Big day for the future of wireless in the U.S. market yesterday — the announcement that Sprint Nextel, Clearwire, Google, Intel, Comcast, Time Warner, and others have formalized their plan to collaborate in a nationwide rollout of a fourth-generation WiMAX network is nothing short of huge. This demonstrates how diverse the convictions are in the tech sector about the opportunity for an open, data-centric wireless broadband fabric, and it should end a great deal of debate about whether a Sprint-only effort to do that was going to succeed.
That’s progress of a very real sort. Just a month ago, April 2nd was a whip-saw day for wireless in the Wall Street Journal: The U.S. edition featured two contradictory stories cheek by jowl on one page. At the top, a report from Beijing on Intel’s splashy launch of so-called “ultra-mobile devices,” showcasing a number of new product concepts using a purpose-built low-power chipset and functionally offering something less than a PC but more than a phone.
But just below the fold, you’d have found a summary of the FCC’s reluctance, announced at CTIA, to force the U.S. wireless operators to open their networks to devices not authorized by the operators themselves.

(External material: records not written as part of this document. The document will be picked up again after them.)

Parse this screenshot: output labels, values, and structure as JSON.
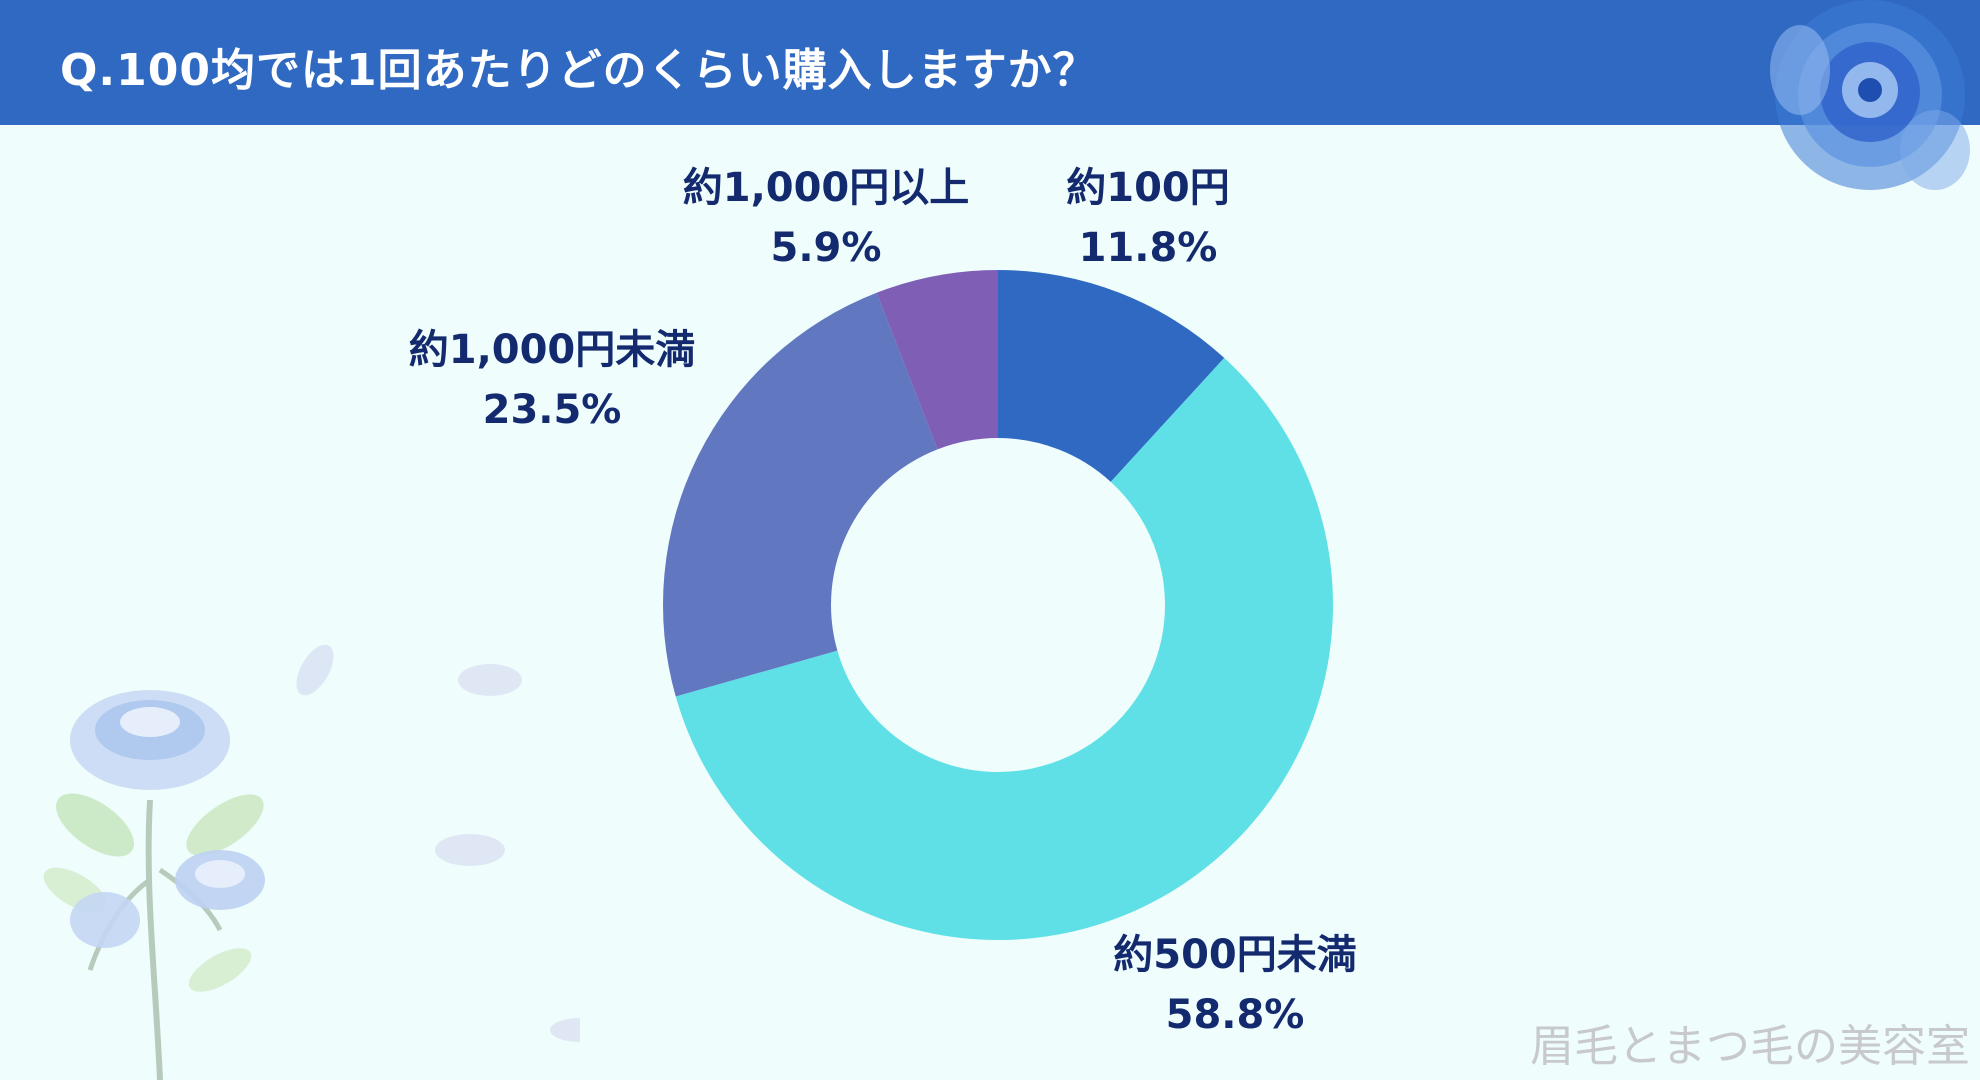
{
  "title": "Q.100均では1回あたりどのくらい購入しますか？",
  "watermark": "眉毛とまつ毛の美容室",
  "colors": {
    "header": "#2f69c2",
    "background": "#effdfd",
    "label_text": "#142a6e"
  },
  "chart_data": {
    "type": "pie",
    "style": "donut",
    "title": "Q.100均では1回あたりどのくらい購入しますか？",
    "slices": [
      {
        "label": "約100円",
        "value": 11.8,
        "value_label": "11.8%",
        "color": "#2f69c2"
      },
      {
        "label": "約500円未満",
        "value": 58.8,
        "value_label": "58.8%",
        "color": "#5fe0e6"
      },
      {
        "label": "約1,000円未満",
        "value": 23.5,
        "value_label": "23.5%",
        "color": "#6177c0"
      },
      {
        "label": "約1,000円以上",
        "value": 5.9,
        "value_label": "5.9%",
        "color": "#7e5fb5"
      }
    ]
  }
}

The national WiMAX announcement, along with that first story on April 2nd, speaks to the opportunities we see at Yankee Group for an internet of devices well beyond today’s PC and phone approaches – although frankly I saw little in these early concept products to spark the demand that I do believe lurks in that gap.
That below-the-fold April story showcases the resistance of U.S. wireless operators to recognize one of the imperatives of the Anywhere revolution, which is for an open platform. The FCC thinks the operators are doing enough to open up their networks. But can a network be ‘kind of open’ any more than someone can be ‘a little bit pregnant’?
The good news is, we’re going to find out! Onward and upward.